Prendre la plume et raconter. L’éternelle rengaine de l’écrivain. Prendre la plume et les raconter. Le défi lancé à la vie, à l’absente, à l’époque révolue qui a broyé sans complaisance ceux qui se sentaient trop seuls pour être heureux et trop mal entourés pour construire un vrai bonheur.

Ta soif de vivre et ta soif d’apprendre. Toutes deux violentes, insatiables.

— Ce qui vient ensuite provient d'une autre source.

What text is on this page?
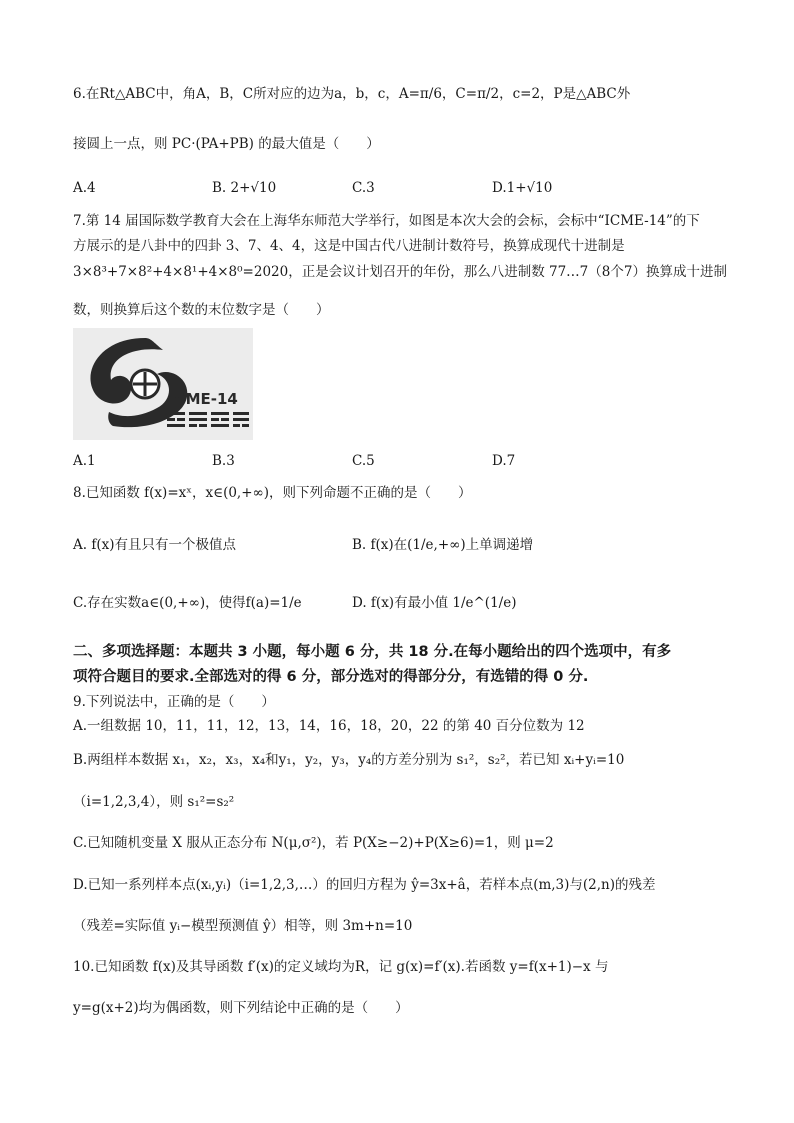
6.在Rt△ABC中，角A，B，C所对应的边为a，b，c，A=π/6，C=π/2，c=2，P是△ABC外
接圆上一点，则 PC·(PA+PB) 的最大值是（　　）
A.4	B. 2+√10	C.3	D.1+√10
7.第 14 届国际数学教育大会在上海华东师范大学举行，如图是本次大会的会标，会标中“ICME-14”的下
方展示的是八卦中的四卦 3、7、4、4，这是中国古代八进制计数符号，换算成现代十进制是
3×8³+7×8²+4×8¹+4×8⁰=2020，正是会议计划召开的年份，那么八进制数 77…7（8个7）换算成十进制
数，则换算后这个数的末位数字是（　　）
ICME-14
A.1	B.3	C.5	D.7
8.已知函数 f(x)=xˣ，x∈(0,+∞)，则下列命题不正确的是（　　）
A. f(x)有且只有一个极值点	B. f(x)在(1/e,+∞)上单调递增
C.存在实数a∈(0,+∞)，使得f(a)=1/e	D. f(x)有最小值 1/e^(1/e)
二、多项选择题：本题共 3 小题，每小题 6 分，共 18 分.在每小题给出的四个选项中，有多
项符合题目的要求.全部选对的得 6 分，部分选对的得部分分，有选错的得 0 分.
9.下列说法中，正确的是（　　）
A.一组数据 10，11，11，12，13，14，16，18，20，22 的第 40 百分位数为 12
B.两组样本数据 x₁，x₂，x₃，x₄和y₁，y₂，y₃，y₄的方差分别为 s₁²，s₂²，若已知 xᵢ+yᵢ=10
（i=1,2,3,4），则 s₁²=s₂²
C.已知随机变量 X 服从正态分布 N(μ,σ²)，若 P(X≥−2)+P(X≥6)=1，则 μ=2
D.已知一系列样本点(xᵢ,yᵢ)（i=1,2,3,…）的回归方程为 ŷ=3x+â，若样本点(m,3)与(2,n)的残差
（残差=实际值 yᵢ−模型预测值 ŷ）相等，则 3m+n=10
10.已知函数 f(x)及其导函数 f′(x)的定义域均为R，记 g(x)=f′(x).若函数 y=f(x+1)−x 与
y=g(x+2)均为偶函数，则下列结论中正确的是（　　）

Raconter la mère, les mères. Et s’évoquer inévitablement. À travers ou entre les lignes. Mais pour mieux donner corps à ce tourbillon littéraire, Charles Juliet emploie ce tu. Un tu chéri, malmené, étouffé, murmuré. Un tu qui donne une force furieusement insolente à la lecture et qui parle de l’autre en te laissant aussi quelques griffes. Alors tu l’aimes ce livre, tu te sens tellement impliquée dans cette histoire que tu peines à le reposer tant l’osmose se crée. Tu cornes les pages, tu relis, tu te dis qu’il y a tant dans si peu de pages. Tu te laisses enrober de beauté, tu te laisses prendre au jeu des pages qui te rappellent combien tu aimes la littérature pour ce qu’elle dit des autres mais révèle aussi de toi.

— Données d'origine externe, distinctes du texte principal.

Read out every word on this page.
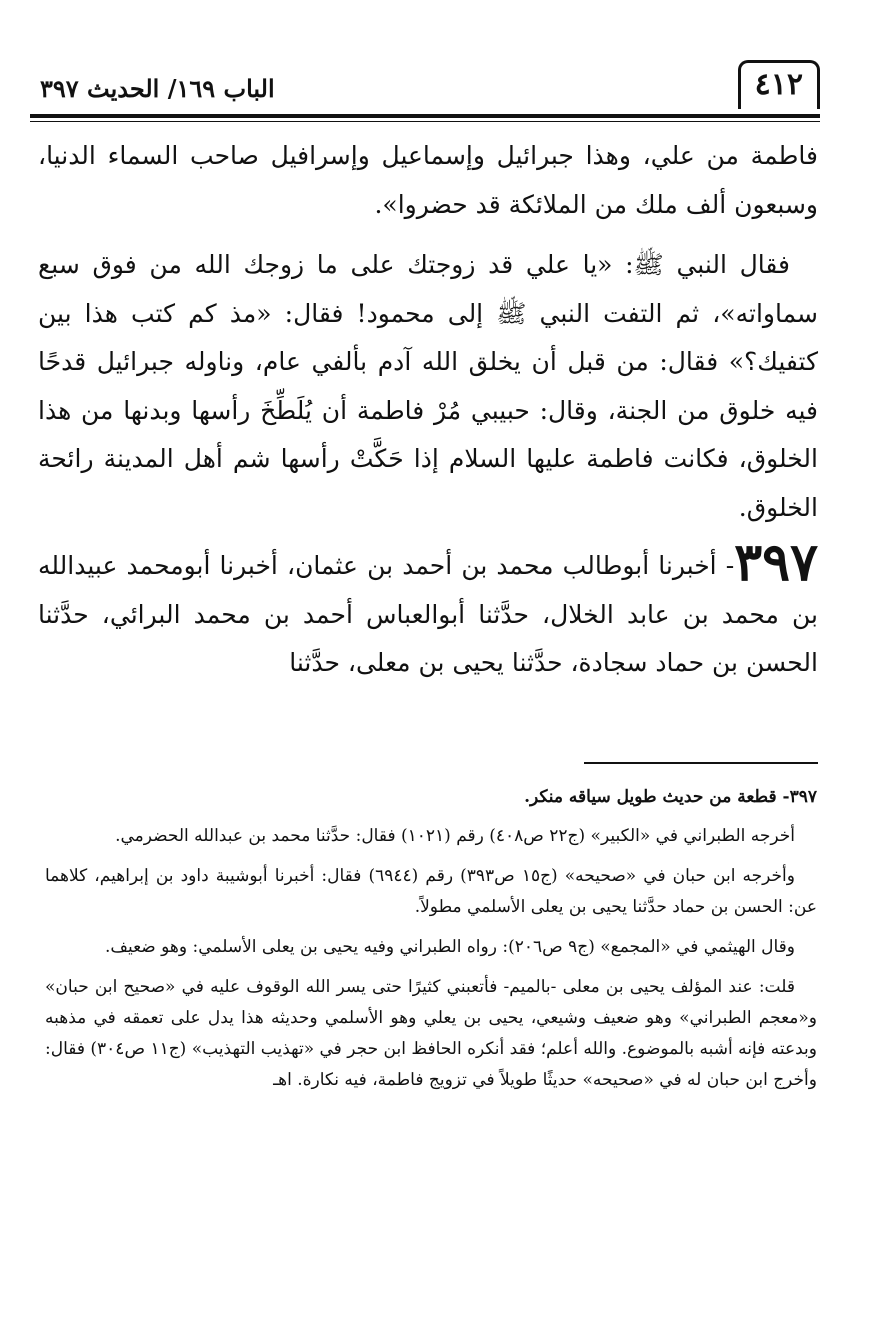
٤١٢
الباب ١٦٩/ الحديث ٣٩٧

فاطمة من علي، وهذا جبرائيل وإسماعيل وإسرافيل صاحب السماء الدنيا، وسبعون ألف ملك من الملائكة قد حضروا».

فقال النبي ﷺ: «يا علي قد زوجتك على ما زوجك الله من فوق سبع سماواته»، ثم التفت النبي ﷺ إلى محمود! فقال: «مذ كم كتب هذا بين كتفيك؟» فقال: من قبل أن يخلق الله آدم بألفي عام، وناوله جبرائيل قدحًا فيه خلوق من الجنة، وقال: حبيبي مُرْ فاطمة أن يُلَطِّخَ رأسها وبدنها من هذا الخلوق، فكانت فاطمة عليها السلام إذا حَكَّتْ رأسها شم أهل المدينة رائحة الخلوق.

٣٩٧- أخبرنا أبوطالب محمد بن أحمد بن عثمان، أخبرنا أبومحمد عبيدالله بن محمد بن عابد الخلال، حدَّثنا أبوالعباس أحمد بن محمد البرائي، حدَّثنا الحسن بن حماد سجادة، حدَّثنا يحيى بن معلى، حدَّثنا

٣٩٧- قطعة من حديث طويل سياقه منكر.

أخرجه الطبراني في «الكبير» (ج٢٢ ص٤٠٨) رقم (١٠٢١) فقال: حدَّثنا محمد بن عبدالله الحضرمي.

وأخرجه ابن حبان في «صحيحه» (ج١٥ ص٣٩٣) رقم (٦٩٤٤) فقال: أخبرنا أبوشيبة داود بن إبراهيم، كلاهما عن: الحسن بن حماد حدَّثنا يحيى بن يعلى الأسلمي مطولاً.

وقال الهيثمي في «المجمع» (ج٩ ص٢٠٦): رواه الطبراني وفيه يحيى بن يعلى الأسلمي: وهو ضعيف.

قلت: عند المؤلف يحيى بن معلى -بالميم- فأتعبني كثيرًا حتى يسر الله الوقوف عليه في «صحيح ابن حبان» و«معجم الطبراني» وهو ضعيف وشيعي، يحيى بن يعلي وهو الأسلمي وحديثه هذا يدل على تعمقه في مذهبه وبدعته فإنه أشبه بالموضوع. والله أعلم؛ فقد أنكره الحافظ ابن حجر في «تهذيب التهذيب» (ج١١ ص٣٠٤) فقال: وأخرج ابن حبان له في «صحيحه» حديثًا طويلاً في تزويج فاطمة، فيه نكارة. اهـ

Tu songes de temps à autre à Lambeaux. Tu as la vague idée qu’en l’écrivant, tu les tireras de la tombe. Leur donneras la parole. Formuleras ce qu’elles ont toujours tu. Lorsqu’elles se lèvent en toi, que tu leur parles, tu vois s’avancer à leur suite la cohorte des bâillonnées, des mutiques, des exilés des mots…
ceux et celles qui ne se sont jamais remis de leur enfance…
ceux et celles qui s’acharnent à se punir de n’avoir jamais été aimés…
ceux et celles qui crèvent de se mépriser et se haïr…
ceux et celles qui n’ont jamais pu parler parce qu’il n’ont jamais été écoutés…
ceux et celles qui ont été gravement humiliés et portent au flanc une plaie ouverte…
ceux et celles qui étouffent de ces mots rentrés pourrissant dans leur gorge…
ceux et celles qui n’ont jamais pu surmonter une fondamentale détresse …

Chroniques passionnées de Fanny, de Vincent le Petit Poucet semeur de mots, et d’Amandine sans qui ce livre n’aurait peut-être pas croisé ma route aussi rapidement… Merci mille fois pour ce présent déposé dans la boîte aux lettres de la rue St S. ♥

Lambeaux- Charles Juliet

Folio

160 pages / 6,80€

ISBN:9782070400867

13 réflexions au sujet de « Lambeaux- Charles Juliet »

  1. J’ai cru qu’il s’agissait du « lambeau » de Philippe Lançon et j’ai commencé la lecture en me disant mais moi je n’ai rien vu de tout ça… pour le coup j’ai relu attentivement et je me dis que ce livre doit être passionnant.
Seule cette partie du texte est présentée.